Question

A mica strip and a polysterene strip are fitted on the two slits of a double slit apparatus. The thickness of the strips is 0.50 mm and the separation between the slits is 0.12 cm. The refractive index of mica and polysterene are 1.58 and 1.55 respectively for the light of wavelength 590 nm which is used in the experiment. The interference is observed on a screen a distance one meter away.

(a) What would be the fringe-width?

(b) At what distance from the centre will the first maximum be located?

Answer 1

(a) 0.492 mm (b) 12.99 mm

Answer 2

(a) The fringe-width ($\beta$) in a double-slit interference setup is given by the formula $\beta = \frac{\lambda D}{d}$, where $\lambda$ is the wavelength of light, $D$ is the distance from the slits to the screen, and $d$ is the separation between the slits. The presence of the thin strips shifts the fringe pattern but does not change the fringe-width, as the wavelength of light in the region where interference occurs (air) remains $\lambda$. Substitute the given values $\lambda = 590 \times 10^{-9}$ m, $D = 1$ m, and $d = 0.12 \times 10^{-2}$ m into the formula to calculate $\beta$.

(b) The thin strips placed in front of the slits introduce an additional optical path difference. If a strip of thickness $t$ and refractive index $\mu$ is placed in front of a slit, the optical path through the strip is $\mu t$, which is equivalent to a geometric path of $\mu t$ in vacuum. Compared to the path through air of the same thickness $t$ (optical path $t$), the strip introduces an extra optical path of $(\mu - 1)t$. If strips of refractive indices $\mu_1$ and $\mu_2$ and thickness $t$ are placed in front of the two slits, the total optical path difference between the waves from the two slits reaching a point P on the screen at a distance $y$ from the center is $\Delta = \frac{yd}{D} + (\mu_2 - \mu_1)t$ (assuming appropriate assignment of indices and $y$ direction). For a bright fringe (maximum), $\Delta = n\lambda$, where $n$ is an integer. Thus, $\frac{yd}{D} + (\mu_2 - \mu_1)t = n\lambda$. The position of the $n$-th maximum is $y_n = \frac{D}{d} [n\lambda + (\mu_1 - \mu_2)t]$. The central maximum is at $n=0$, so its position is $y_0 = \frac{D}{d}(\mu_1 - \mu_2)t$. The first maximum corresponds to $n=1$. Its position is $y_1 = \frac{D}{d} [\lambda + (\mu_1 - \mu_2)t] = y_0 + \beta$. Assuming mica ($\mu_1 = 1.58$) is in front of one slit and polysterene ($\mu_2 = 1.55$) is in front of the other, calculate $y_0$ using the given values of $D, d, \mu_1, \mu_2, t$. Then calculate $y_1 = y_0 + \beta$. The distance from the center is $|y_1|$.

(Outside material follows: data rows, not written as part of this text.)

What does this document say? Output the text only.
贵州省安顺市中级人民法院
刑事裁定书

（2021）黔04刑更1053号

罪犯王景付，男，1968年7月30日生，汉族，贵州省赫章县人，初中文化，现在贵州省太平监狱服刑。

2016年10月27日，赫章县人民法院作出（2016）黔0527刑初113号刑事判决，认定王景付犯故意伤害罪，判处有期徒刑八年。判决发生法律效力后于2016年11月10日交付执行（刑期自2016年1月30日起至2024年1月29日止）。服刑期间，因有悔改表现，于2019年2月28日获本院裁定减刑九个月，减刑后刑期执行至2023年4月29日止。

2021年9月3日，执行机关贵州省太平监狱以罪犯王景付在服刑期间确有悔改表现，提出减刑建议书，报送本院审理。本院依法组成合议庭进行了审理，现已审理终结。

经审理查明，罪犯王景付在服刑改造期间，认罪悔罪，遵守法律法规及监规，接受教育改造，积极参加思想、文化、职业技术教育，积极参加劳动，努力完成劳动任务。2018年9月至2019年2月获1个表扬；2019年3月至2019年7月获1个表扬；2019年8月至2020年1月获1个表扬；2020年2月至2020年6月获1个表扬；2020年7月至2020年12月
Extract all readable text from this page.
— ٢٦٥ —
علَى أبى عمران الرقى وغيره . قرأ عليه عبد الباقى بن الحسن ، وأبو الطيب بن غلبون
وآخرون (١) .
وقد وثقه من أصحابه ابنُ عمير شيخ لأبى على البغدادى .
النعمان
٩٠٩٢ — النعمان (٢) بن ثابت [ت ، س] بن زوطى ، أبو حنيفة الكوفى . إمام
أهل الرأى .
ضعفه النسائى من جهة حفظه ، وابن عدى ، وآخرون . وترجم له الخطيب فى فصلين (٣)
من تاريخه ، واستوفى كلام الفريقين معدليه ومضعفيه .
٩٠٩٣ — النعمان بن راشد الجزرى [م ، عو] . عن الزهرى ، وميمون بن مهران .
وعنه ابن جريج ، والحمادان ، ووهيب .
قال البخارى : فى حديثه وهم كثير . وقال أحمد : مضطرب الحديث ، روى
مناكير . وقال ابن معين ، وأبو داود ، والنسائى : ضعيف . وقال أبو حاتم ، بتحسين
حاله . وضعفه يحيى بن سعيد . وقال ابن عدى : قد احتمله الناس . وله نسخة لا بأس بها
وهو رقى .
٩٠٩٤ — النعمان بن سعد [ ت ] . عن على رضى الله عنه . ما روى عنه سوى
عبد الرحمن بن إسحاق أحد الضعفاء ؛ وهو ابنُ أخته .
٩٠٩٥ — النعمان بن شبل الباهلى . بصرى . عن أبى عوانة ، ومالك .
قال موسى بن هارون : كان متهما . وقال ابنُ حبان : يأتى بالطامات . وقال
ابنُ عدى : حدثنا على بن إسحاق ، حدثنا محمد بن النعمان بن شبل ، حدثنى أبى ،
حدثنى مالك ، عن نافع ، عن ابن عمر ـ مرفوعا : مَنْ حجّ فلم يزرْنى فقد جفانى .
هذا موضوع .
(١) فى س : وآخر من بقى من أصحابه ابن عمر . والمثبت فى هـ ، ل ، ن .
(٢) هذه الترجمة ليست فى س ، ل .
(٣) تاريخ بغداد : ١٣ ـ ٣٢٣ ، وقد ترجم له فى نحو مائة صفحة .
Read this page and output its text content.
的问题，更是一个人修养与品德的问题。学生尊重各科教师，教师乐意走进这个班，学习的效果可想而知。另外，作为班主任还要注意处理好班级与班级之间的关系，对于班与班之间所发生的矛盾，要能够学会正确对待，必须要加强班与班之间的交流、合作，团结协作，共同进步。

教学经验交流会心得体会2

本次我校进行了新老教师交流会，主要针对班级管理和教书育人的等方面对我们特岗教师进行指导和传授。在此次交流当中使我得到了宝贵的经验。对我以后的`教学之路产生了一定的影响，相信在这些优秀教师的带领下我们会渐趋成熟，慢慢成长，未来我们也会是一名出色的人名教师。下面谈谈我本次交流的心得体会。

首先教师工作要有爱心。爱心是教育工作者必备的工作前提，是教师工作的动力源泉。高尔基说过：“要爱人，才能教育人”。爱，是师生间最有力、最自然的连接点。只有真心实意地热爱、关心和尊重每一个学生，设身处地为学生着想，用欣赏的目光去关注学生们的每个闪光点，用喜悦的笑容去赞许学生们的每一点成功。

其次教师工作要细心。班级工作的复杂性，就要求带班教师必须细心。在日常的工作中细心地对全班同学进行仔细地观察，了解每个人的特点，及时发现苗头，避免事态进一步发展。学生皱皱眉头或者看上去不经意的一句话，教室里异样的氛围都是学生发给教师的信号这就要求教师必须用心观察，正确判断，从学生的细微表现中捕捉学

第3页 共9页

Answer: (a) The fringe-width is calculated as: $\beta = \frac{(590 \times 10^{-9} \text{ m}) \times (1 \text{ m})}{0.12 \times 10^{-2} \text{ m}} = \frac{590 \times 10^{-7}}{0.12} \text{ m} = \frac{59000}{12} \times 10^{-7} \text{ m} = \frac{14750}{3} \times 10^{-7} \text{ m} = 4916.67 \times 10^{-7} \text{ m} = 0.491667 \times 10^{-3} \text{ m} = 0.491667$ mm. Rounding to three significant figures, the fringe-width is 0.492 mm.

(b) The position of the central maximum ($n=0$) is $y_0 = \frac{D}{d}(\mu_1 - \mu_2)t$. Let $\mu_1 = 1.58$ (mica) and $\mu_2 = 1.55$ (polysterene). $y_0 = \frac{1 \text{ m}}{0.12 \times 10^{-2} \text{ m}} \times (1.58 - 1.55) \times (0.50 \times 10^{-3} \text{ m})$ $y_0 = \frac{1}{0.0012} \times 0.03 \times 0.0005 \text{ m} = \frac{0.000015}{0.0012} \text{ m} = \frac{15 \times 10^{-6}}{12 \times 10^{-4}} \text{ m} = 1.25 \times 10^{-2} \text{ m} = 0.0125 \text{ m} = 12.5$ mm. The position of the first maximum ($n=1$) from the center is $y_1 = y_0 + \beta$. $y_1 = 12.5 \text{ mm} + 0.491667 \text{ mm} = 12.991667 \text{ mm}$. Rounding to three significant figures, the distance of the first maximum from the center is 12.99 mm.